[Form 4] Intellicheck, Inc. Insider Trading Activity
Intellicheck director Glenn Dylan received 2,404 shares of common stock when previously granted restricted stock units vested and were settled on September 30, 2025. The Form 4, filed on October 2, 2025, shows the transaction was an acquisition (A) of 2,404 shares of Common Stock, $.001 par value, issued in settlement of vested RSUs at an indicated derivative security conversion/exercise price of $5.20 per unit, and following the transaction Mr. Dylan directly beneficially owned 2,404 shares.
- Vested RSUs were settled into 2,404 shares, increasing director ownership and aligning management incentives with shareholders
- Form 4 filed and signed, meeting disclosure requirements under Section 16
- None.
Insights
TL;DR Routine insider share issuance: vested RSUs settled into 2,404 shares for a company director.

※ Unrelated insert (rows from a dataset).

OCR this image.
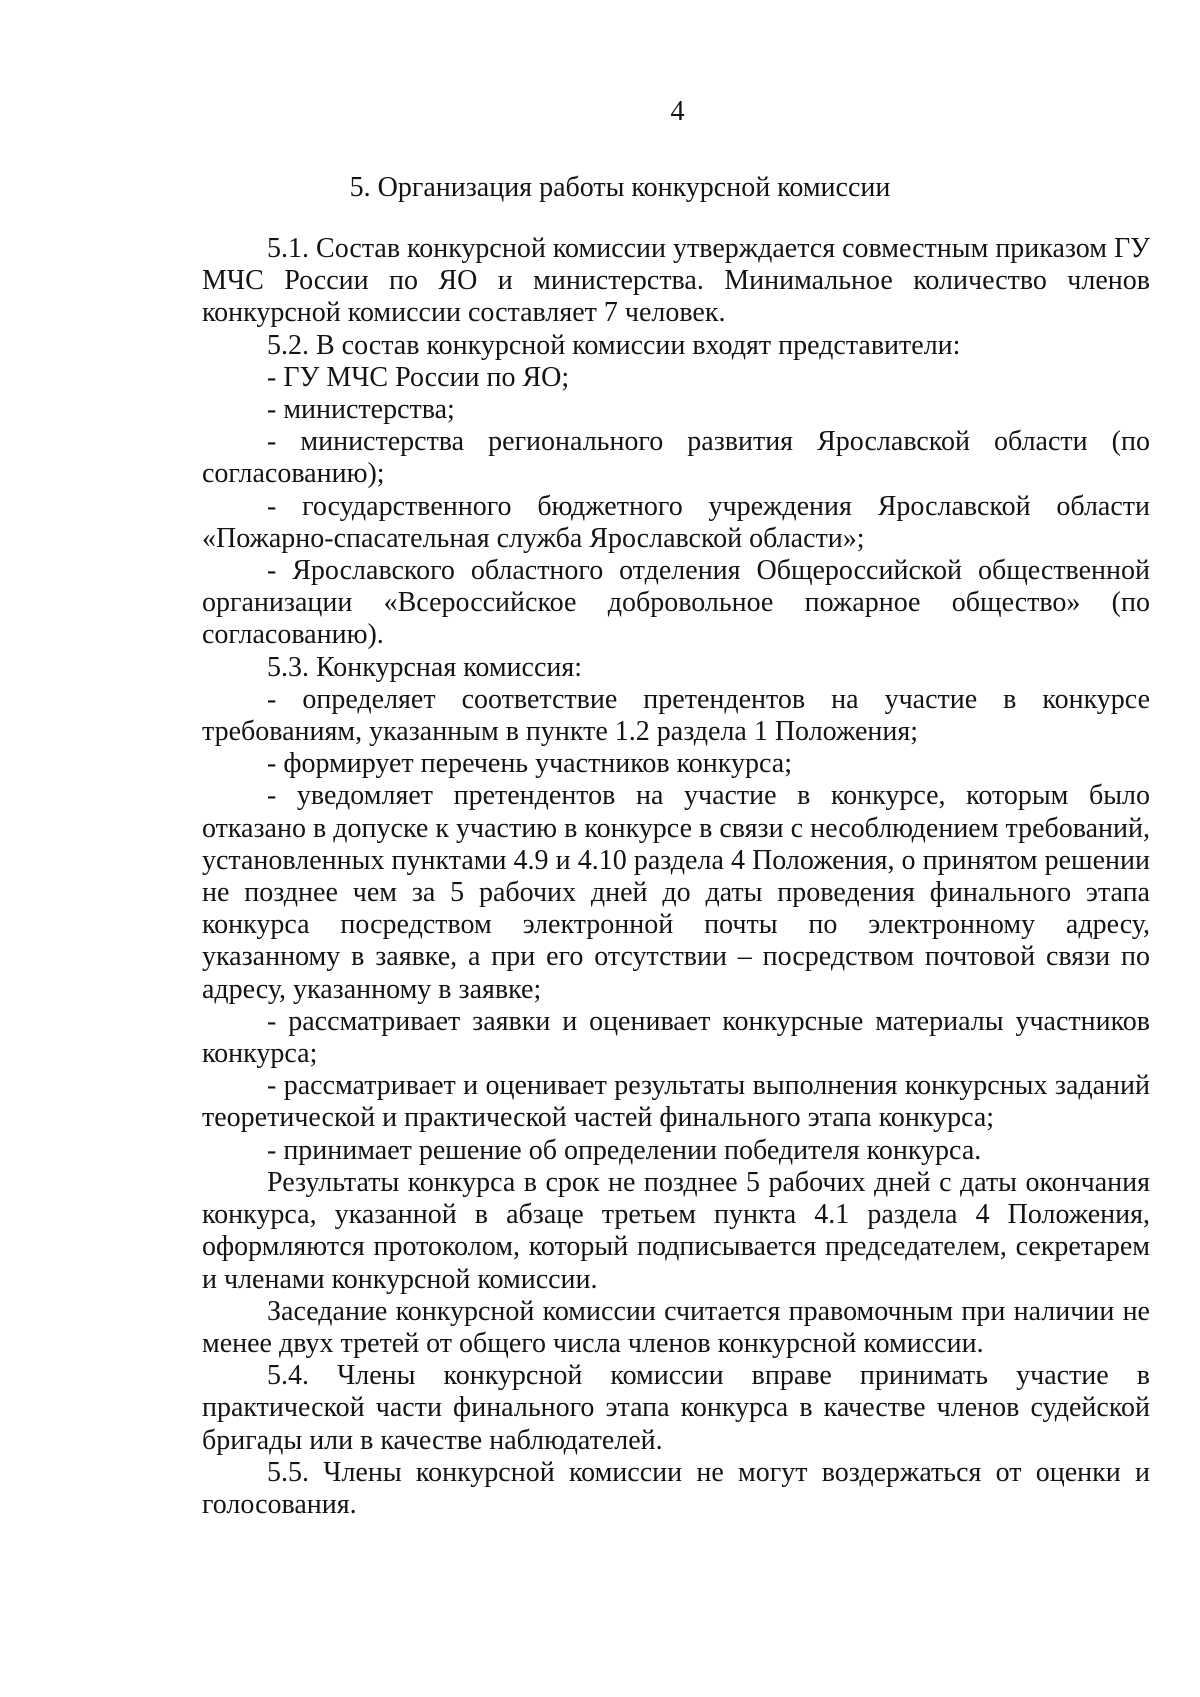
4
5. Организация работы конкурсной комиссии

5.1. Состав конкурсной комиссии утверждается совместным приказом ГУ МЧС России по ЯО и министерства. Минимальное количество членов конкурсной комиссии составляет 7 человек.

5.2. В состав конкурсной комиссии входят представители:

- ГУ МЧС России по ЯО;

- министерства;

- министерства регионального развития Ярославской области (по согласованию);

- государственного бюджетного учреждения Ярославской области «Пожарно-спасательная служба Ярославской области»;

- Ярославского областного отделения Общероссийской общественной организации «Всероссийское добровольное пожарное общество» (по согласованию).

5.3. Конкурсная комиссия:

- определяет соответствие претендентов на участие в конкурсе требованиям, указанным в пункте 1.2 раздела 1 Положения;

- формирует перечень участников конкурса;

- уведомляет претендентов на участие в конкурсе, которым было отказано в допуске к участию в конкурсе в связи с несоблюдением требований, установленных пунктами 4.9 и 4.10 раздела 4 Положения, о принятом решении не позднее чем за 5 рабочих дней до даты проведения финального этапа конкурса посредством электронной почты по электронному адресу, указанному в заявке, а при его отсутствии – посредством почтовой связи по адресу, указанному в заявке;

- рассматривает заявки и оценивает конкурсные материалы участников конкурса;

- рассматривает и оценивает результаты выполнения конкурсных заданий теоретической и практической частей финального этапа конкурса;

- принимает решение об определении победителя конкурса.

Результаты конкурса в срок не позднее 5 рабочих дней с даты окончания конкурса, указанной в абзаце третьем пункта 4.1 раздела 4 Положения, оформляются протоколом, который подписывается председателем, секретарем и членами конкурсной комиссии.

Заседание конкурсной комиссии считается правомочным при наличии не менее двух третей от общего числа членов конкурсной комиссии.

5.4. Члены конкурсной комиссии вправе принимать участие в практической части финального этапа конкурса в качестве членов судейской бригады или в качестве наблюдателей.

5.5. Члены конкурсной комиссии не могут воздержаться от оценки и голосования.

This Form 4 documents a non-derivative acquisition resulting from restricted stock units that vested and were settled into common shares on 09/30/2025. The filing is a standard disclosure of insider compensation converted to equity rather than an open-market purchase or sale. For investors, this is a routine administrative event that updates beneficial ownership records; it does not by itself signal a change in corporate strategy, financing, or control.
TL;DR Compensation-related issuance disclosed; normal governance transparency.
The report was filed by one reporting person who is identified as a director. The transaction arises from vested RSUs settled into shares, which is a typical form of director compensation and is properly reported under Section 16. The signature on the form is by an attorney-in-fact, indicating procedural submission. No amendment or additional restriction details are provided beyond the settlement event.